Para empréstimos de curto prazo, podemos achar que 12,7% ao mês já é uma taxa suficiente para satisfazer a ganância dos bancos. Aliás, Ciro chama a lei por ele proposta com o fofo nome de “lei anti-ganância”. Pode ser. O único problema é que quem decide o quanto vai cobrar pelo dinheiro é o banco. Como em todo tabelamento de preços, se o fornecedor avaliar que vai ter prejuízo ao vender o produto naquele preço, o produto some da prateleira. Pode espernear à vontade, dizer que os bancos já lucram muito etc, etc etc. No final do dia, ninguém tem o poder de obrigar alguém a vender um produto. A saída pode ser usar os bancos públicos, com os efeitos já conhecidos.

E o pior não é que Ciro esteja prometendo o que sabe que não vai conseguir entregar. Ele está prometendo o que realmente acredita que pode fazer. Isso é o que é mais assustador.

A natureza do discurso político

“Sem provas, Michele diz que governos de esquerda vão ‘perseguir os cristãos’ no País”.

É muito curioso o uso da expressão “sem provas” nesse contexto. “Provas” se exigem de coisas que aconteceram no passado. Por exemplo, quando Bolsonaro afirma que “houve fraude nas eleições de 2018”, é mais do que legítimo exigir provas da afirmação.

Mesmo em relação a planos futuros frustrados, as provas referem-se aos preparativos antecedentes. Por exemplo, um plano para soltar o líder do PCC foi frustrado, e os envolvidos, presos. O plano não foi executado, mas foram encontradas provas concretas de sua execução.

Exige-se de Michele “provas” de que há um plano concreto de “perseguição de cristãos”. Como se esse tipo de coisa contasse com um “plano de execução”. A “prova”, no discurso político, é de outra natureza. Trata-se de dedução lógica: se o governo da Nicarágua está fechando igrejas e prendendo religiosos, e se Lula simpatiza com o regime de Daniel Ortega, então, deduz-se que, se as condições se repetirem aqui, um governo do PT faria a mesma coisa.
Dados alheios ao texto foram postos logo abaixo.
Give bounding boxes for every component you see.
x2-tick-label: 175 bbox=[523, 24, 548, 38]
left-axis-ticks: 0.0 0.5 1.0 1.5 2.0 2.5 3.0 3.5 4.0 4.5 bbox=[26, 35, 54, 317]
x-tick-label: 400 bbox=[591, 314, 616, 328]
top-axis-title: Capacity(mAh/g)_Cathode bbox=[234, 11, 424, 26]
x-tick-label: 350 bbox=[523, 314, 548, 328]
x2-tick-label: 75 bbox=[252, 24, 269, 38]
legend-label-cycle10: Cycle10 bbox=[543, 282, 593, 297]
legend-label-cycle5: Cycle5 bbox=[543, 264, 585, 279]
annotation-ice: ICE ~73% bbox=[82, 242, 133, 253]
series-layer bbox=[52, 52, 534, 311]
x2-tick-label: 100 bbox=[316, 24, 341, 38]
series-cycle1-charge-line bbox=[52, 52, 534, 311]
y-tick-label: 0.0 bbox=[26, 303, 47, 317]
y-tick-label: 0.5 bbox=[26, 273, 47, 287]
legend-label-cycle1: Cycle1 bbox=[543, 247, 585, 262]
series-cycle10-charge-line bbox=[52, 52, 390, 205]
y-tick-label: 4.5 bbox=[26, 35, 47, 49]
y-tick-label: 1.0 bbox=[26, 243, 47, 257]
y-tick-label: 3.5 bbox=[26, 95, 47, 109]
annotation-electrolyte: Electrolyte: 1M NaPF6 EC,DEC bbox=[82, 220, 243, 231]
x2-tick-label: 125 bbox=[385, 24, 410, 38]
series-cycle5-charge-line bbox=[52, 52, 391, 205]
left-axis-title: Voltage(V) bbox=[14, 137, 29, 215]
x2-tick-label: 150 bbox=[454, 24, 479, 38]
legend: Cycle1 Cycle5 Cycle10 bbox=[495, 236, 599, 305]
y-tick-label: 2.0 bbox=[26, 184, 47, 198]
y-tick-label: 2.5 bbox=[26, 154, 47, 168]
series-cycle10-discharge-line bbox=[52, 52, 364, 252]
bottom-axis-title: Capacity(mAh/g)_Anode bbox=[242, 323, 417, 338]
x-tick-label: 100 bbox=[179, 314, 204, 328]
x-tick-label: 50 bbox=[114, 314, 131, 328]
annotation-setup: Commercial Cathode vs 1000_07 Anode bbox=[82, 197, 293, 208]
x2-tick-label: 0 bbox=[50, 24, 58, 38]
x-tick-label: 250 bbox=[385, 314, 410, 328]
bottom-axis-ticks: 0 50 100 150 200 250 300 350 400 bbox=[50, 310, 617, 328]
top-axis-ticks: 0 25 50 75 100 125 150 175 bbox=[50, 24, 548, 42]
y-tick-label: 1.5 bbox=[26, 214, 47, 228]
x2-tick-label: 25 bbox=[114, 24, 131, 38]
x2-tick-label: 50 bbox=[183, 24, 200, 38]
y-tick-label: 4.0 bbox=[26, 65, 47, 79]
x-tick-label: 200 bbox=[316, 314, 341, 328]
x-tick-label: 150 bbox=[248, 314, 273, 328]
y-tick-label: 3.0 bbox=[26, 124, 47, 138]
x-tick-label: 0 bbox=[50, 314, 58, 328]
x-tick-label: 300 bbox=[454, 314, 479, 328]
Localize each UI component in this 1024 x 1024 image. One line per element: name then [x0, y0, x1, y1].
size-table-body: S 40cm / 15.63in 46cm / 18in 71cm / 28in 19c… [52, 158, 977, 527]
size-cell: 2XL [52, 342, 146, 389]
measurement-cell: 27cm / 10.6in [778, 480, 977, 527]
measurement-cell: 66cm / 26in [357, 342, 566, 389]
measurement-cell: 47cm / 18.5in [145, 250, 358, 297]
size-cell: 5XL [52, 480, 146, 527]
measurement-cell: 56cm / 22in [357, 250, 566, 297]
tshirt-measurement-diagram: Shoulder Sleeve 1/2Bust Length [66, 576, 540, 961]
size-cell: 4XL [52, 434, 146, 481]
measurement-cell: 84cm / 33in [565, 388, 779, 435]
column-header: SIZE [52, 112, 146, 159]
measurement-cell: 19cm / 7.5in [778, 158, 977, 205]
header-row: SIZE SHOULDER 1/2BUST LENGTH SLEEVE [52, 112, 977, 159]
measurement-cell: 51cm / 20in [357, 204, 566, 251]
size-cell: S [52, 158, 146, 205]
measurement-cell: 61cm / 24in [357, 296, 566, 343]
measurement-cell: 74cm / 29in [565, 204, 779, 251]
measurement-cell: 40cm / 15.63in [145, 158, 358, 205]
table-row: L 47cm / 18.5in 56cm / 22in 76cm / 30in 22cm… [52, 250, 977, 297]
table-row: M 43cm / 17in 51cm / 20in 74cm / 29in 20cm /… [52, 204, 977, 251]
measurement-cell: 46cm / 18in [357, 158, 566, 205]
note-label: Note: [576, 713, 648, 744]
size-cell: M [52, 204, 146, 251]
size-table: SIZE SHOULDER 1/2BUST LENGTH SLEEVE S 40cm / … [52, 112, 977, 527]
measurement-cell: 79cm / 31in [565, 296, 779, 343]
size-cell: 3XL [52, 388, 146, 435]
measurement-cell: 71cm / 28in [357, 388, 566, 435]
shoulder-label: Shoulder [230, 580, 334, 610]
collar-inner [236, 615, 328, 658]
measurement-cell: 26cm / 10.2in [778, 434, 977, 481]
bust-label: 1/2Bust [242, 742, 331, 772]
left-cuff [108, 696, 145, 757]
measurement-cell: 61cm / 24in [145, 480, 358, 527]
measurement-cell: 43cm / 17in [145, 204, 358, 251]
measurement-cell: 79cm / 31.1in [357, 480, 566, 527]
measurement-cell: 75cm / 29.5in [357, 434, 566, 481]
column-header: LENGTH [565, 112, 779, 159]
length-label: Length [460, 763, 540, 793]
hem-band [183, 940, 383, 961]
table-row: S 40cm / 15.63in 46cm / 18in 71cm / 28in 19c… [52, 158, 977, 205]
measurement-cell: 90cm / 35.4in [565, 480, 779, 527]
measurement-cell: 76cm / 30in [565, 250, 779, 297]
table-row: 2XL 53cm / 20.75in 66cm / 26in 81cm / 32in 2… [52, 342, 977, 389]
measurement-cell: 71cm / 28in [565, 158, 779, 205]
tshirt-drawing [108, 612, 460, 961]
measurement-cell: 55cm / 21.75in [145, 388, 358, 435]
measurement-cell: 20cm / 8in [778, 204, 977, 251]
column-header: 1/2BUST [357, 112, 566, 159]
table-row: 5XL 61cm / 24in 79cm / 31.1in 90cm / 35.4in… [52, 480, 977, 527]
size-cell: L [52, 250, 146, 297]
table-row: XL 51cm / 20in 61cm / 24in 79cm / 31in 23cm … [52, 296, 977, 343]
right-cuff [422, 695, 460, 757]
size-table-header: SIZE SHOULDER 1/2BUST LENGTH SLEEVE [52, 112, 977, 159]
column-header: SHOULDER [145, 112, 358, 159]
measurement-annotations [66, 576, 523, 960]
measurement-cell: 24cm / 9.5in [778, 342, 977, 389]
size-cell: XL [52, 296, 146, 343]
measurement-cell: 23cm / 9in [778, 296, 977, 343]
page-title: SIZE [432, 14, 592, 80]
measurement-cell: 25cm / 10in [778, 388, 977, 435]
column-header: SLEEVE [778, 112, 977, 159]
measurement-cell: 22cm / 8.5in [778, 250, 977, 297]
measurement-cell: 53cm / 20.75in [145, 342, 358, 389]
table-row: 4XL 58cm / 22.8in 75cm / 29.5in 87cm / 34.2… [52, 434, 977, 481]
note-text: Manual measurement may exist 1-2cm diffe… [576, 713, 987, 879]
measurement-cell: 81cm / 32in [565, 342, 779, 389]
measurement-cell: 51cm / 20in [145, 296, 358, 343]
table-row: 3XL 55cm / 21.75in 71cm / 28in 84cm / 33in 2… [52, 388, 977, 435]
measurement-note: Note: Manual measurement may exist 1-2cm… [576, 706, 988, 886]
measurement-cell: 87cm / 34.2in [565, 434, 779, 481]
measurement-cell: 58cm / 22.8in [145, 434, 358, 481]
Pouco importa se se trata de um possibilidade mais do que remota, pois o Brasil não é a Nicarágua. O que importa é que a “prova” existe para fins de discurso político.

O jornalista, que deve ser colaborador da agência Lupa, exige do discurso político as mesmas regras da justiça penal. Não, meu caro jornalista, não é assim que funciona. A verossimilhança já serve como “prova” do discurso político. Michele não está mentindo, como quer fazer supor a expressão “sem provas”. Michele está apenas dizendo o que acha que vai acontecer. E isso é perfeitamente legítimo. Lula e o PT é que precisam explicar a sua proximidade com o governo nicaraguense.